Anti-terrorist officers supported by uniform officers stopped members of the public on neighbouring west London road bridges in Chiswick and Putney from about 1am today.

"We are speaking to motorists and passers-by who may have been in the area during that time period the previous night," said a Scotland Yard spokeswoman.

"We will be asking if they saw anyone acting suspiciously near the bridge or in a car before the explosion."

Deputy assistant commissioner Alan Fry, the head of Scotland Yard's anti-terrorist branch, urged people to be vigilant in the wake of the attack. "I am asking people that if they see a suspect package to contact us immediately on 999."

He added there would be more high visibility policing on London's streets in the wake of the bomb and said measures would be taken to reassure the public.

"I can tell you police had no prior notice - no threatening calls or anybody claiming responsibility."

Asked if there was a possible link with Irish terrorists he said: "I am not going to speculate but clearly they would be a line of inquiry."

The bomb went off without warning at around 4.30am yesterday, causing traffic chaos. The device, attached to a girder on the bridge, caused structural damage but no injuries. Residents living nearby described how windows in their homes were blown out by the force of the blast. The bridge might be closed to pedestrians and traffic for a number of weeks while engineers assess the damage and ensure the structure is safe.
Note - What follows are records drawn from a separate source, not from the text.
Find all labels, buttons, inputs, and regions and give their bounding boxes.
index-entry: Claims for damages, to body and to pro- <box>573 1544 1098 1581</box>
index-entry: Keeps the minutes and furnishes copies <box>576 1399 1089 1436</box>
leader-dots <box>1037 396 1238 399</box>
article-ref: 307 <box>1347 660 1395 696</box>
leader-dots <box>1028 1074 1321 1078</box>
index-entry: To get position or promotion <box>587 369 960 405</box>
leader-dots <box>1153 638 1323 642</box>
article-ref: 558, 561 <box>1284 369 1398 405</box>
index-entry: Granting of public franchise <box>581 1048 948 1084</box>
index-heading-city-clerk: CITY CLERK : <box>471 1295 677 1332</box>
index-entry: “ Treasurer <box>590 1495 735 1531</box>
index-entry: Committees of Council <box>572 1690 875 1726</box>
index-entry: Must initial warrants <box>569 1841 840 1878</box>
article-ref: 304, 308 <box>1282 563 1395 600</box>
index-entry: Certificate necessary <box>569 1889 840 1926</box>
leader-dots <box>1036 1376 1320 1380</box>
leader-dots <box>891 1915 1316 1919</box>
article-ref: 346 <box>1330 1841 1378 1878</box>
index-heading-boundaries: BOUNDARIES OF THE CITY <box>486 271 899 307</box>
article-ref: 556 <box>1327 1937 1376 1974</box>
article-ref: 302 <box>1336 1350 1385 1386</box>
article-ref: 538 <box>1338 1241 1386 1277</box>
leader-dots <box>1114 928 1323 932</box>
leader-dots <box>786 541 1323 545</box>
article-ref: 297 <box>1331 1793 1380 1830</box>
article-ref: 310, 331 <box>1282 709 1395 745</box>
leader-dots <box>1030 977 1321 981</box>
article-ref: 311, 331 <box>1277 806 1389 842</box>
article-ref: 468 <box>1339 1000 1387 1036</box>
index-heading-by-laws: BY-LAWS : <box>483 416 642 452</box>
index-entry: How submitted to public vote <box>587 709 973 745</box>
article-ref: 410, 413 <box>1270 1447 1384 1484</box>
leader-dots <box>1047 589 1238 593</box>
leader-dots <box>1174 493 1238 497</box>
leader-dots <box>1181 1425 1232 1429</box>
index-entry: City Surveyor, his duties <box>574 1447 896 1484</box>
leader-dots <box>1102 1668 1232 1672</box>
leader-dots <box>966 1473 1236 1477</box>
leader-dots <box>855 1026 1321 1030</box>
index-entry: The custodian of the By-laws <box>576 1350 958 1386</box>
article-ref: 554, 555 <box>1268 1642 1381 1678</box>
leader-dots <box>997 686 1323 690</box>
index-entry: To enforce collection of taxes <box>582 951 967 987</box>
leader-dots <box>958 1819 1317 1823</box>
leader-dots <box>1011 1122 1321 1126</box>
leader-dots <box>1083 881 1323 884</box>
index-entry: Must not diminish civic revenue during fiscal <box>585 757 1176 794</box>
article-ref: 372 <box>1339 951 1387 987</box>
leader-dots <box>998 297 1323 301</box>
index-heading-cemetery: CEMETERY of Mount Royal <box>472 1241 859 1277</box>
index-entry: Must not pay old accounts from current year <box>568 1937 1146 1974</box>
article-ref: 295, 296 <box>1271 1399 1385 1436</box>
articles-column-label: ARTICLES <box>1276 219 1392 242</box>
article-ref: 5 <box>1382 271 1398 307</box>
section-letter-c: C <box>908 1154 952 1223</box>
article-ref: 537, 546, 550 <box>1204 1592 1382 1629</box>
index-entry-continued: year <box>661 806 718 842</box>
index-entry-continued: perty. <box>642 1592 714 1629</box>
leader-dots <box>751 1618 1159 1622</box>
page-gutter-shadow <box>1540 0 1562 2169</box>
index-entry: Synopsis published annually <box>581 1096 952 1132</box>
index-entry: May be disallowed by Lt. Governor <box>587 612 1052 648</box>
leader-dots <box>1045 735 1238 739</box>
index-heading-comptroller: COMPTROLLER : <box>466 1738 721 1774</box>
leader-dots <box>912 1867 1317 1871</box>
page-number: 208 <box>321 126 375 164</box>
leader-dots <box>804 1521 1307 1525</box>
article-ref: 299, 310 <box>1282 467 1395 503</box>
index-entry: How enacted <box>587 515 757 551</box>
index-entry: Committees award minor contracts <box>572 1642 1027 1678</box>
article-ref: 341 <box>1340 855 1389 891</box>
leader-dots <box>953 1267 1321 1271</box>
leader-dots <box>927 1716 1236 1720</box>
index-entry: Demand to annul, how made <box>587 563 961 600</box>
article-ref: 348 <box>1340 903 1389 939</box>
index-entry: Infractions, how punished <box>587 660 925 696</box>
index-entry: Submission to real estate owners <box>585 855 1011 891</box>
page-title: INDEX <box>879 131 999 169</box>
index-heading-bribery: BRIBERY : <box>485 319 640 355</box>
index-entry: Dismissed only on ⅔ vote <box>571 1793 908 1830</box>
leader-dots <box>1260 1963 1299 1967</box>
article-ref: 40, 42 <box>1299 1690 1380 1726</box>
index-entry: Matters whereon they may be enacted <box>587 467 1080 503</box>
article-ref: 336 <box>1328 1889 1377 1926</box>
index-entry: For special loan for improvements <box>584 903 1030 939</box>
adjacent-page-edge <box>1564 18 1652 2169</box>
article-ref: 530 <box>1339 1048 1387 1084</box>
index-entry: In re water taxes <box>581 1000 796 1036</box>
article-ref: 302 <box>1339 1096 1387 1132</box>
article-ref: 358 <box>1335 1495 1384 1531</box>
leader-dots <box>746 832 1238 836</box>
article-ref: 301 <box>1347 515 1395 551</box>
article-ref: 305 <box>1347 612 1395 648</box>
The attack triggered a number of hoax calls including warnings a device had been planted in the Dartford Tunnel in Kent, causing it to be closed for 35 minutes.

Hammersmith bridge has been targeted twice before by terrorists, the last time in 1996 when the most-powerful Semtex bomb ever used by the IRA on the mainland failed to go off.

Ulster Unionist deputy leader John Taylor said dissident republicans trying to destabilise the peace process could have been behind the blast.

"If it's terrorist-linked I would expect it to be the breakaway groups within the republican movement, something like the Real IRA or the Continuity IRA," he said.

"Clearly, their objective now is to upset the Provisional IRA programme of putting arms out of use. It must always be remembered there are minority republican terrorist groups still on the ground, still potentially active."

Terrorism expert David George agreed that the attack was most probably the work of the Real/Continuity IRA, which broke from the Provisionals three years ago.

The bomb would have been planted by a small cell of activists, so-called "lilywhites" with no link to republican activities, who probably travelled from Northern Ireland, said Mr George, a lecturer in terrorism at Newcastle University.

If dissident republicans were involved, then this would be the first time they have launched an attack in mainland Britain.